Telecoms Offices Attacked in Chechnya over Mosque Voting

2013/08/31

MOSCOW, August 31 (RIA Novosti) – Mobs attacked offices of two leading Russian cell phone operators in Chechnya, pelting them with eggs in protest against alleged fraud at an online voting contest for best national landmark where a Chechen mosque was denied victory.


Attacks on Friday targeted the offices Megafon and Beeline, two of Russia’s “big three” of cell phone operators, in Grozny, the capital of the North Caucasus republic.


Footage of at least one attack was available on YouTube, the video showing dozens of young men energetically throwing eggs and other objects at a closed office building, while others film them on their own cellphones.


Beeline said Saturday it has temporarily closed all its offices in Chechnya over safety concerns.


The scandal broke out when Grozny’s Akhmad Kadyrov Mosque narrowly lost the second round of the Russia 10 contest, aimed to select Russia’s best unknown landmarks in order to give a boost to domestic tourism and “geopatriotism,” as the organizers attested it.


The mosque ended up some 400,000 votes short of the Kolomna kremlin, a medieval castle in heartland Russia, despite leading the vote most of the time thanks to a massive promotion campaign spearheaded by Chechen leadership.


The mosque scored more than 38 million votes thanks to a rule that allowed repeat voting through text messages, but Chechen leader Ramzan Kadyrov claimed millions of votes for the prayer house – named after his late father – were never accounted for.


Kadyrov blamed the lost votes on fraud, through representatives for the contest spoke about a technical malfunction that affected votes for all contest entries.


Kadyrov demanded money back for text messages with uncounted votes on Friday and said he was pulling the mosque from the third and final round of the contest, which kicks off on Sunday.

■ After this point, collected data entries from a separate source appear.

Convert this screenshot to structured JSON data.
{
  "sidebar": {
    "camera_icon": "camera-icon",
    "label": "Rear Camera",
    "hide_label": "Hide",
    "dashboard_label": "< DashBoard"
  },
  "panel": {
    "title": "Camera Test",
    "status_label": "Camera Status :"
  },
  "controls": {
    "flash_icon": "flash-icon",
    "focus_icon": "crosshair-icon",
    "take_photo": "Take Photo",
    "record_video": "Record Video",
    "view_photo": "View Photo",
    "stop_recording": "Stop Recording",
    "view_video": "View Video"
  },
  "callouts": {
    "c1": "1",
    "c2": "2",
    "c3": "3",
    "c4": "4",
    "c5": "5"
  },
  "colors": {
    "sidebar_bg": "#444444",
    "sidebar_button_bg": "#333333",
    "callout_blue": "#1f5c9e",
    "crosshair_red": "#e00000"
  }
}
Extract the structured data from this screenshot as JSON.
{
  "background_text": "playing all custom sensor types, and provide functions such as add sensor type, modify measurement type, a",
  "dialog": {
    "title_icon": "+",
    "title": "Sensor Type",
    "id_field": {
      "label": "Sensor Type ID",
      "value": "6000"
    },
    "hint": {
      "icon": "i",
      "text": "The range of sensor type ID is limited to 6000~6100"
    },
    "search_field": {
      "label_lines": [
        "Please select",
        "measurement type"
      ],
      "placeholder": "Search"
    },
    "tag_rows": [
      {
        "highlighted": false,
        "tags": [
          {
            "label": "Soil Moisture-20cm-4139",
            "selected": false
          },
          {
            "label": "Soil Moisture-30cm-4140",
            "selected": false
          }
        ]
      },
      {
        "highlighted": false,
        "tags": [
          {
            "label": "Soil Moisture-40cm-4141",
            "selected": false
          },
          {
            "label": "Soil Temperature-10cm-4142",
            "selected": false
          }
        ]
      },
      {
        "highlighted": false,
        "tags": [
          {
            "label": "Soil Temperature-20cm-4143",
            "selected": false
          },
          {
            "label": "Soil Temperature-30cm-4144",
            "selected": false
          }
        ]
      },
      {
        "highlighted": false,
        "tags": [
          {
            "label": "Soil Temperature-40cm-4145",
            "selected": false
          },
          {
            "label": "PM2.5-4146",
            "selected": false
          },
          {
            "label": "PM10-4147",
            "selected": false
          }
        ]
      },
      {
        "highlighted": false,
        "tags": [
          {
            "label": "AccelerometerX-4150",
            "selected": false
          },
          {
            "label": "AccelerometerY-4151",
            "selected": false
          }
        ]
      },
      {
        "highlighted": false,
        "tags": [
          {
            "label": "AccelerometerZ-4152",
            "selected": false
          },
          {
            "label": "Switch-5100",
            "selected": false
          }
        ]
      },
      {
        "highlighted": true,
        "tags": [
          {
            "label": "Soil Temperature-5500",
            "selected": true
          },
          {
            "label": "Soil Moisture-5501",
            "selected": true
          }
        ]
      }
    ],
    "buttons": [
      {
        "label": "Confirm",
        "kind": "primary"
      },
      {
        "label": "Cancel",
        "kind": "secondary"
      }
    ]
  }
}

He also said he would stop returning calls by Megafon and Beeline users, urging fellow Chechens to switch instead to local operator Vainakh Telecom.


Chechnya, a mountainous region with a predominantly Muslim population of 1.3 million, saw relative peace after two bloody separatist uprisings in the 1990s and 2000s, but critics say it was only accomplished through ruthless authoritarian policies of the Kremlin-backed Kadyrov regime.